Nos soldats dornent. Ils sont à l’abri sous les tentes, hâtivement dressées, et seul au milieu des troupes veille le colonel. Il est 10 heures. L’officier appelle son planton, un tirailleur nègre.

— Va me chercher l’adjudant X…

Après quelques instants le sous-officier arrive.

— Vous allez prendre quatre hommes et, dans la direction de B…, vous irez reconnaître les positions ennemies. Mettez vos treillis blancs et recouvrez vos chaussures. Il est important qu’on ne vous voie pas. Si vous manquez de linge pour recouvrir vos képis, vos armes, découpez des sacs à viande.
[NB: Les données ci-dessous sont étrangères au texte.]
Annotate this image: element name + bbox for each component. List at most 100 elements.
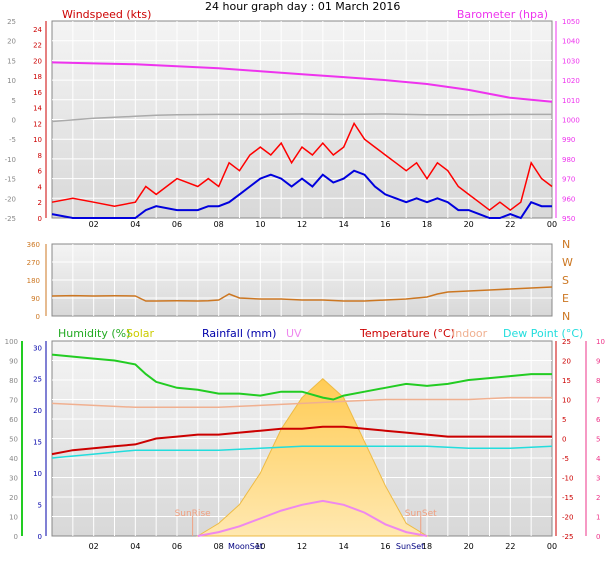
rainfall-tick: 15 <box>33 439 42 447</box>
x-tick-label: 22 <box>505 220 515 229</box>
windspeed-tick: 20 <box>33 57 42 65</box>
uv-label: UV <box>286 327 302 340</box>
direction-tick: 0 <box>36 313 40 321</box>
solar-area <box>196 378 429 537</box>
temperature-tick: 15 <box>562 377 571 385</box>
solar-label: Solar <box>126 327 155 340</box>
uv-tick: 8 <box>596 377 600 385</box>
barometer-tick: 1000 <box>562 117 580 125</box>
humidity-tick: 80 <box>9 377 18 385</box>
x-tick-label: 06 <box>172 220 182 229</box>
temperature-tick: 20 <box>562 358 571 366</box>
outer-left-tick: 10 <box>7 77 16 85</box>
outer-left-tick: 15 <box>7 57 16 65</box>
windspeed-tick: 2 <box>38 199 42 207</box>
uv-tick: 0 <box>596 533 600 541</box>
rainfall-tick: 5 <box>38 502 42 510</box>
windspeed-tick: 10 <box>33 136 42 144</box>
barometer-tick: 1040 <box>562 38 580 46</box>
compass-label: N <box>562 310 570 323</box>
wind-avg-line <box>51 169 552 220</box>
windspeed-tick: 12 <box>33 120 42 128</box>
barometer-label: Barometer (hpa) <box>456 8 548 21</box>
x-tick-label: 04 <box>130 220 140 229</box>
temperature-tick: -15 <box>562 494 573 502</box>
direction-tick: 270 <box>27 259 40 267</box>
uv-tick: 4 <box>596 455 601 463</box>
x-tick-label: 08 <box>214 220 224 229</box>
barometer-tick: 970 <box>562 176 575 184</box>
barometer-tick: 1010 <box>562 97 580 105</box>
temperature-tick: -10 <box>562 475 573 483</box>
temperature-tick: 0 <box>562 436 566 444</box>
temperature-tick: 5 <box>562 416 566 424</box>
wind-gust-line <box>51 121 553 212</box>
x-tick-label: 12 <box>297 220 307 229</box>
x-tick-label: 16 <box>380 542 390 551</box>
temperature-tick: 25 <box>562 338 571 346</box>
barometer-tick: 1020 <box>562 77 580 85</box>
humidity-tick: 0 <box>14 533 18 541</box>
x-annotation-label: MoonSet <box>228 542 263 551</box>
rainfall-tick: 25 <box>33 376 42 384</box>
uv-tick: 9 <box>596 358 600 366</box>
windspeed-tick: 24 <box>33 26 42 34</box>
x-tick-label: 22 <box>505 542 515 551</box>
indoor-label: Indoor <box>452 327 488 340</box>
direction-tick: 180 <box>27 277 40 285</box>
humidity-tick: 100 <box>5 338 18 346</box>
x-tick-label: 00 <box>547 542 557 551</box>
windspeed-label: Windspeed (kts) <box>62 8 152 21</box>
x-tick-label: 08 <box>214 542 224 551</box>
direction-tick: 90 <box>31 295 40 303</box>
humidity-tick: 50 <box>9 436 18 444</box>
x-tick-label: 16 <box>380 220 390 229</box>
temperature-tick: -20 <box>562 514 573 522</box>
windspeed-tick: 8 <box>38 152 42 160</box>
uv-line <box>197 499 428 537</box>
x-tick-label: 18 <box>422 220 432 229</box>
compass-label: W <box>562 256 573 269</box>
temperature-label: Temperature (°C) <box>360 327 455 340</box>
temperature-line <box>51 425 552 456</box>
outer-left-tick: 20 <box>7 38 16 46</box>
windspeed-tick: 16 <box>33 89 42 97</box>
compass-label: S <box>562 274 569 287</box>
uv-tick: 6 <box>596 416 601 424</box>
barometer-tick: 990 <box>562 136 575 144</box>
windspeed-tick: 6 <box>38 168 43 176</box>
uv-tick: 10 <box>596 338 605 346</box>
barometer-tick: 950 <box>562 215 575 223</box>
x-tick-label: 20 <box>464 220 474 229</box>
uv-tick: 7 <box>596 397 600 405</box>
humidity-label: Humidity (%) <box>58 327 131 340</box>
x-tick-label: 10 <box>255 220 265 229</box>
compass-label: E <box>562 292 569 305</box>
rainfall-tick: 20 <box>33 407 42 415</box>
humidity-tick: 70 <box>9 397 18 405</box>
humidity-line <box>51 353 552 401</box>
compass-label: N <box>562 238 570 251</box>
outer-left-tick: -20 <box>5 195 16 203</box>
x-tick-label: 06 <box>172 542 182 551</box>
x-tick-label: 10 <box>255 542 265 551</box>
windspeed-tick: 18 <box>33 73 42 81</box>
x-tick-label: 12 <box>297 542 307 551</box>
humidity-tick: 60 <box>9 416 18 424</box>
direction-line <box>51 286 553 302</box>
rainfall-tick: 0 <box>38 533 42 541</box>
humidity-tick: 40 <box>9 455 18 463</box>
rainfall-label: Rainfall (mm) <box>202 327 277 340</box>
outer-left-tick: 25 <box>7 18 16 26</box>
x-tick-label: 20 <box>464 542 474 551</box>
sun-marker-label: SunSet <box>405 509 437 519</box>
outer-left-tick: -25 <box>5 215 16 223</box>
windspeed-tick: 0 <box>38 215 42 223</box>
sun-marker-label: SunRise <box>175 509 212 519</box>
page-title: 24 hour graph day : 01 March 2016 <box>205 0 401 13</box>
humidity-tick: 30 <box>9 475 18 483</box>
x-annotation-label: SunSet <box>396 542 424 551</box>
x-tick-label: 18 <box>422 542 432 551</box>
barometer-tick: 1030 <box>562 57 580 65</box>
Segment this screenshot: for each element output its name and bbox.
Soyez de retour dans deux heures, et revenez me voir avant de partir.

— Bien, mon colonel.

L’adjudant s’en va. Le colonel reste seul. Alors il entend une voix timide :

— Ti fâché, colonel ? Mi pas savoir pourquoi.

C’est notre noir qui intervient.

— Mais non… ça va bien…

— Ti pas confiance. Ti m’envoie pas avec les camarades.

— Ça suffit.

Et notre Sénégalais se retire. Dix minutes après, l’adjudant et les quatre hommes commandés sont dans la tente du colonel. Ils sont blancs des pieds à la tête.

— C’est bien, dit le chef, vous pouvez aller.

Soudain, le Sénégalais apparaît en treillis blanc, les pieds enveloppés dans du linge blanc, le fusil dans une sorte de fourreau blanc.

— Mi tout blanc, colonel. Mi peux partir…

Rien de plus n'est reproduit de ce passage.